Strategic thinking requires strategic questioning. But I have so much to learn about doing it.

Monday, July 20, 2015

Original Thinking

I just read Glenn Aparicio Parry, Original Thinking: A Radical ReVisioning of Time, Humanity, and Nature. Bob Toth urged me to read it, as I urged him to read Metzinger, The Ego Tunnel. (See earlier reflection.)

It reminded me of a lot I've read before e.g. Fritjof Capra, Wendell Barry, and Paul Hawken; and in working with indigenous Hawaiian culture and working through Meister Eckhart with Sensei Tanoye in Hawaii. So it wasn't groundbreaking for me, but it did remind me of an aspect of thinking that I may have been neglecting lately in these blogs in my enthusiasm for neuroscience. I bet Bob felt the same way about The Ego Tunnel. We come at the same thought through different perspectives, emphases, foci. Bob is much more in tune with the style and message of Parry and I am with Metzinger. So that's why I look forward to our dialogue the next few days.

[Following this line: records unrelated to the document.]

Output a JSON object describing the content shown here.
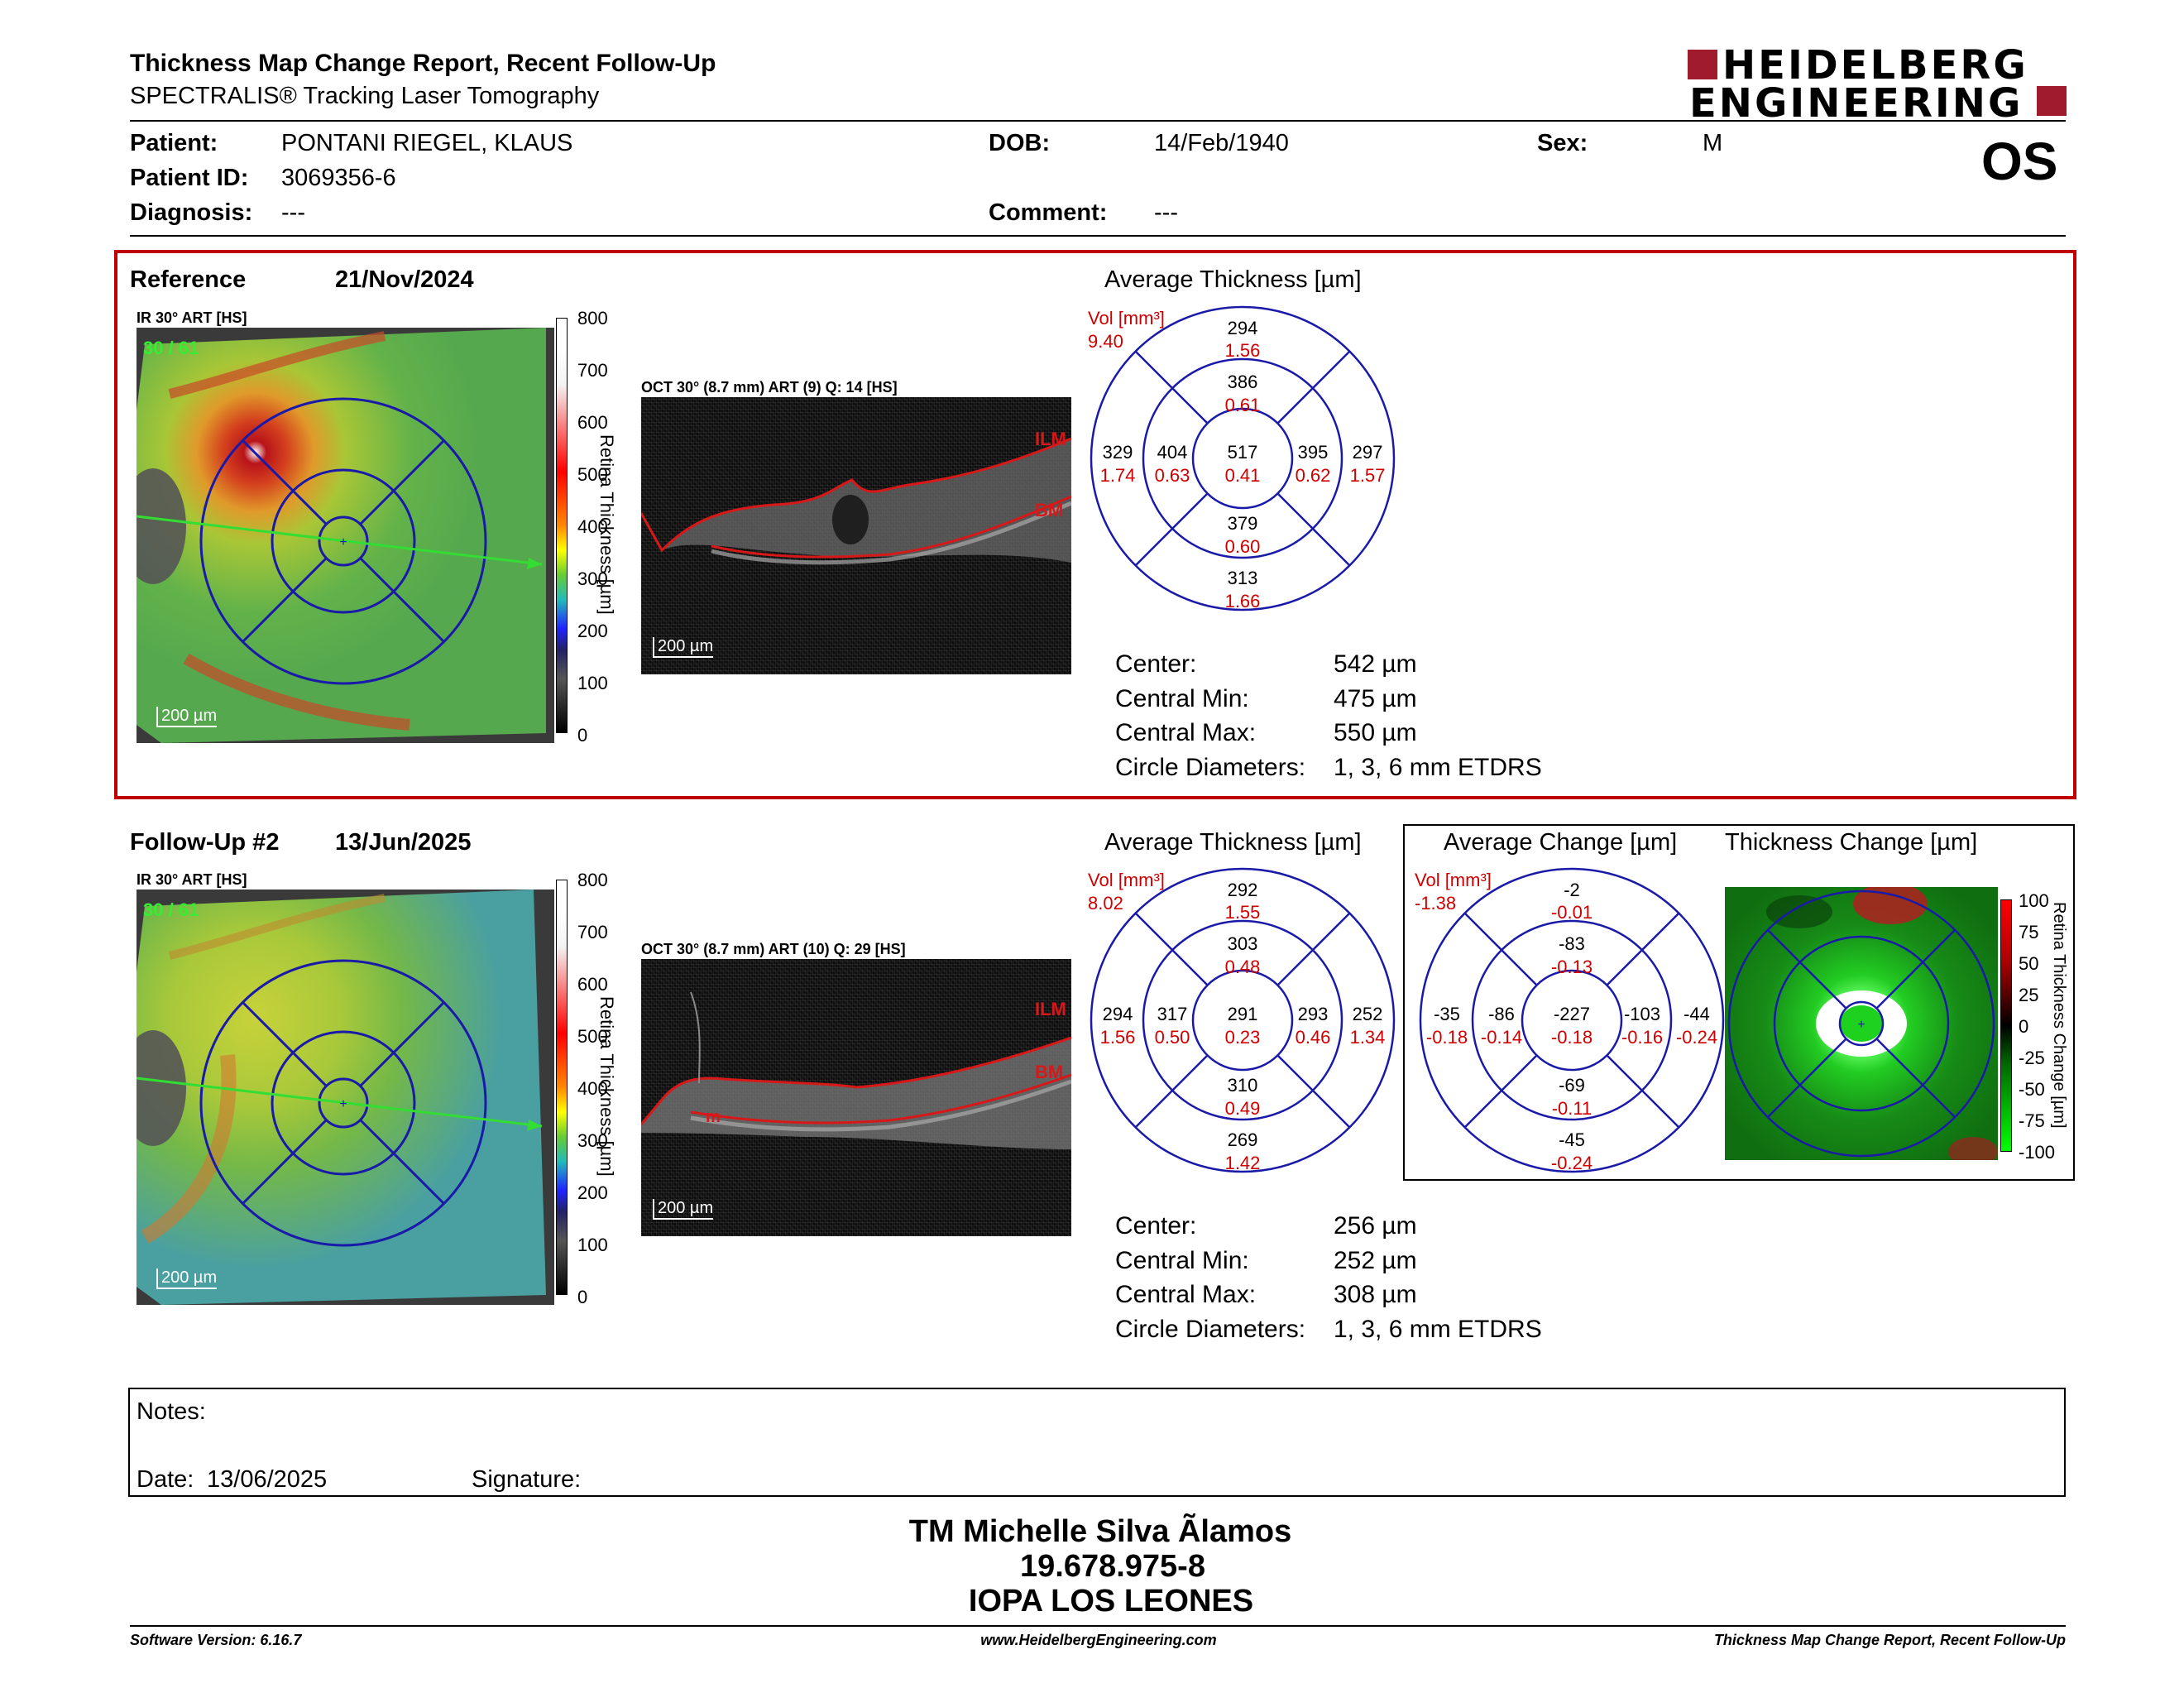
{
  "header": {
    "title": "Thickness Map Change Report, Recent Follow-Up",
    "subtitle": "SPECTRALIS® Tracking Laser Tomography",
    "logo_line1": "HEIDELBERG",
    "logo_line2": "ENGINEERING",
    "eye": "OS"
  },
  "patient": {
    "name_label": "Patient:",
    "name": "PONTANI RIEGEL, KLAUS",
    "id_label": "Patient ID:",
    "id": "3069356-6",
    "diag_label": "Diagnosis:",
    "diag": "---",
    "dob_label": "DOB:",
    "dob": "14/Feb/1940",
    "comment_label": "Comment:",
    "comment": "---",
    "sex_label": "Sex:",
    "sex": "M"
  },
  "reference": {
    "label": "Reference",
    "date": "21/Nov/2024",
    "ir_title": "IR 30° ART [HS]",
    "ir_art": "30 / 61",
    "scale": "200 µm",
    "oct_title": "OCT 30° (8.7 mm) ART (9) Q: 14 [HS]",
    "oct_scale": "200 µm",
    "ilm": "ILM",
    "bm": "BM",
    "avg_title": "Average Thickness [µm]",
    "vol_label": "Vol [mm³]",
    "vol": "9.40",
    "etdrs": {
      "center": [
        "517",
        "0.41"
      ],
      "inner_top": [
        "386",
        "0.61"
      ],
      "inner_bottom": [
        "379",
        "0.60"
      ],
      "inner_left": [
        "404",
        "0.63"
      ],
      "inner_right": [
        "395",
        "0.62"
      ],
      "outer_top": [
        "294",
        "1.56"
      ],
      "outer_bottom": [
        "313",
        "1.66"
      ],
      "outer_left": [
        "329",
        "1.74"
      ],
      "outer_right": [
        "297",
        "1.57"
      ]
    },
    "stats": {
      "center_label": "Center:",
      "center": "542 µm",
      "min_label": "Central Min:",
      "min": "475 µm",
      "max_label": "Central Max:",
      "max": "550 µm",
      "diam_label": "Circle Diameters:",
      "diam": "1, 3, 6 mm ETDRS"
    }
  },
  "followup": {
    "label": "Follow-Up #2",
    "date": "13/Jun/2025",
    "ir_title": "IR 30° ART [HS]",
    "ir_art": "30 / 61",
    "scale": "200 µm",
    "oct_title": "OCT 30° (8.7 mm) ART (10) Q: 29 [HS]",
    "oct_scale": "200 µm",
    "ilm": "ILM",
    "bm": "BM",
    "m": "m",
    "avg_title": "Average Thickness [µm]",
    "vol_label": "Vol [mm³]",
    "vol": "8.02",
    "etdrs": {
      "center": [
        "291",
        "0.23"
      ],
      "inner_top": [
        "303",
        "0.48"
      ],
      "inner_bottom": [
        "310",
        "0.49"
      ],
      "inner_left": [
        "317",
        "0.50"
      ],
      "inner_right": [
        "293",
        "0.46"
      ],
      "outer_top": [
        "292",
        "1.55"
      ],
      "outer_bottom": [
        "269",
        "1.42"
      ],
      "outer_left": [
        "294",
        "1.56"
      ],
      "outer_right": [
        "252",
        "1.34"
      ]
    },
    "change_title": "Average Change [µm]",
    "change_vol_label": "Vol [mm³]",
    "change_vol": "-1.38",
    "change": {
      "center": [
        "-227",
        "-0.18"
      ],
      "inner_top": [
        "-83",
        "-0.13"
      ],
      "inner_bottom": [
        "-69",
        "-0.11"
      ],
      "inner_left": [
        "-86",
        "-0.14"
      ],
      "inner_right": [
        "-103",
        "-0.16"
      ],
      "outer_top": [
        "-2",
        "-0.01"
      ],
      "outer_bottom": [
        "-45",
        "-0.24"
      ],
      "outer_left": [
        "-35",
        "-0.18"
      ],
      "outer_right": [
        "-44",
        "-0.24"
      ]
    },
    "map_title": "Thickness Change [µm]",
    "map_axis": "Retina Thickness Change [µm]",
    "stats": {
      "center_label": "Center:",
      "center": "256 µm",
      "min_label": "Central Min:",
      "min": "252 µm",
      "max_label": "Central Max:",
      "max": "308 µm",
      "diam_label": "Circle Diameters:",
      "diam": "1, 3, 6 mm ETDRS"
    }
  },
  "colorbar": {
    "ticks": [
      "800",
      "700",
      "600",
      "500",
      "400",
      "300",
      "200",
      "100",
      "0"
    ],
    "axis": "Retina Thickness [µm]"
  },
  "changebar": {
    "ticks": [
      "100",
      "75",
      "50",
      "25",
      "0",
      "-25",
      "-50",
      "-75",
      "-100"
    ]
  },
  "notes": {
    "label": "Notes:",
    "date_label": "Date:",
    "date": "13/06/2025",
    "sig_label": "Signature:"
  },
  "signature": {
    "name": "TM Michelle Silva Ãlamos",
    "rut": "19.678.975-8",
    "org": "IOPA LOS LEONES"
  },
  "footer": {
    "software": "Software Version: 6.16.7",
    "url": "www.HeidelbergEngineering.com",
    "report": "Thickness Map Change Report, Recent Follow-Up"
  }
}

It is certainly not a matter of either-or, but both-and. I try to dialogue both these perspectives in discussing Original Thinking along with, what I am calling, Terrestrial Thinking. OT slips into aboriginal thought. TT slips towards extra-terrestrial thought. If human existence is a balance-in-tension (which I claim it is), OT stresses the balance side, TT the tension side. Transcendence for OT is going deep; for TT, it is going across. The goal of OT is to preserve ancient wisdom; TT is to develop new thought and new city--both hopefully in dialogue with nature. Each stresses different issues and are threatened by different illusions--which in the end are the same.

To help me think and think again, I put together this matrix which I know is inadequate, but hopefully suggests this yin and yang of thinking. See what you think.

I want to make clear that both of these styles of thinking are one. They both attempt a balance-in-tension between humanity and its environment, world, and nature. Both are attempting to transcend the modern rationalist, utilitarian, libertarian divide which is so divisive and destructive of our human condition, the earth which we share with all sentient beings. Both are trying to revise thinking and education and politics. We call upon different ancestors to help us, perhaps, but they are all wise.